The same warning about dereferencing applies here, as clear_items()
simply constructs a list and passes it to the remove_items()
method.
tree.select_item(item) |
Emits the "select_item" signal for the
child at position
item, thus
selecting the child (unless you unselect it in a signal handler).
tree.unselect_item(item) |
Emits the "unselect_item" signal for the
child at position
item, thus
unselecting the child.
tree.select_child(tree_item) |
Emits the "select_item" signal for the
child tree_item, thus selecting
it.
tree.unselect_child(tree_item) |
Emits the "unselect_item" signal for the
child tree_item, thus unselecting
it.
position = tree.child_position(child) |
Returns the position in the tree
of child, unless
child
is not in the tree, in which
case it returns -1.
tree.set_selection_mode(mode) |
Sets the selection mode, which can be
one of SELECTION_SINGLE (the
default), SELECTION_BROWSE,
SELECTION_MULTIPLE,
or
SELECTION_EXTENDED. This
is only defined for root trees, which makes sense, since the root tree
"owns" the selection. Setting it for subtrees has no effect at all; the
value is simply ignored.
tree.set_view_mode(mode) |
Sets the "view mode", which can be either TREE_VIEW_LINE (the default) or TREE_VIEW_ITEM. The view mode propagates from a tree to its subtrees, and can't be set exclusively to a subtree (this is not exactly true - see the example code comments).

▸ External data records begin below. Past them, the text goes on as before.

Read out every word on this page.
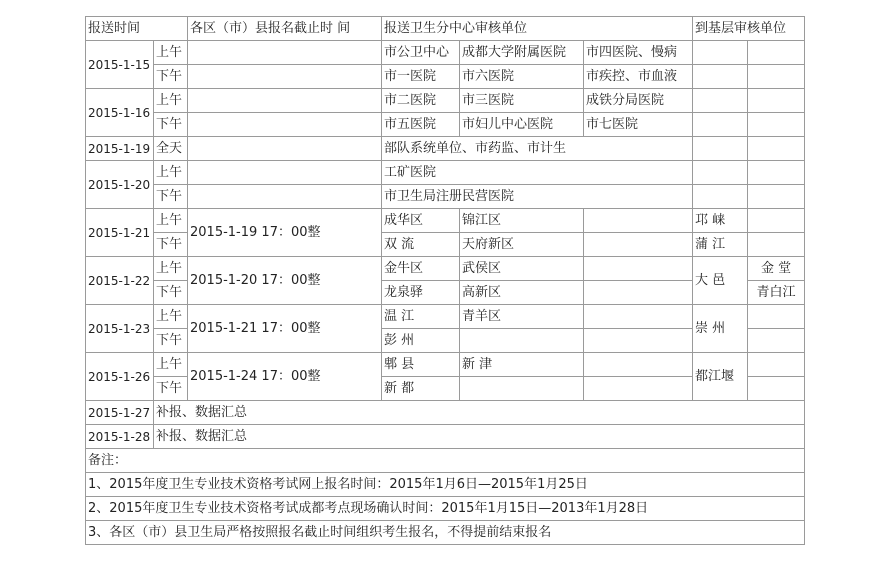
报送时间		各区（市）县报名截止时 间	报送卫生分中心审核单位			到基层审核单位	
2015-1-15	上午		市公卫中心	成都大学附属医院	市四医院、慢病		
	下午		市一医院	市六医院	市疾控、市血液		
2015-1-16	上午		市二医院	市三医院	成铁分局医院		
	下午		市五医院	市妇儿中心医院	市七医院		
2015-1-19	全天		部队系统单位、市药监、市计生				
2015-1-20	上午		工矿医院				
	下午		市卫生局注册民营医院				
2015-1-21	上午	2015-1-19 17：00整	成华区	锦江区		邛 崃	
	下午		双 流	天府新区		蒲 江	
2015-1-22	上午	2015-1-20 17：00整	金牛区	武侯区		大 邑	金 堂
	下午		龙泉驿	高新区			青白江
2015-1-23	上午	2015-1-21 17：00整	温 江	青羊区		崇 州	
	下午		彭 州				
2015-1-26	上午	2015-1-24 17：00整	郫 县	新 津		都江堰	
	下午		新 都				
2015-1-27	补报、数据汇总						
2015-1-28	补报、数据汇总						
备注：							
1、2015年度卫生专业技术资格考试网上报名时间：2015年1月6日—2015年1月25日							
2、2015年度卫生专业技术资格考试成都考点现场确认时间：2015年1月15日—2013年1月28日							
3、各区（市）县卫生局严格按照报名截止时间组织考生报名，不得提前结束报名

The term "view mode" is rather ambiguous
- basically, it controls the way the highlight is drawn when one of a tree's
children is selected. If it's TREE_VIEW_LINE,
the entire TreeItem widget is highlighted, while for TREE_VIEW_ITEM,
only the child widget (i.e., usually the label) is highlighted.
tree.set_view_lines(flag) |
Controls whether connecting lines between
tree items are drawn.
flag
is either TRUE, in which case they are, or FALSE, in which case they aren't.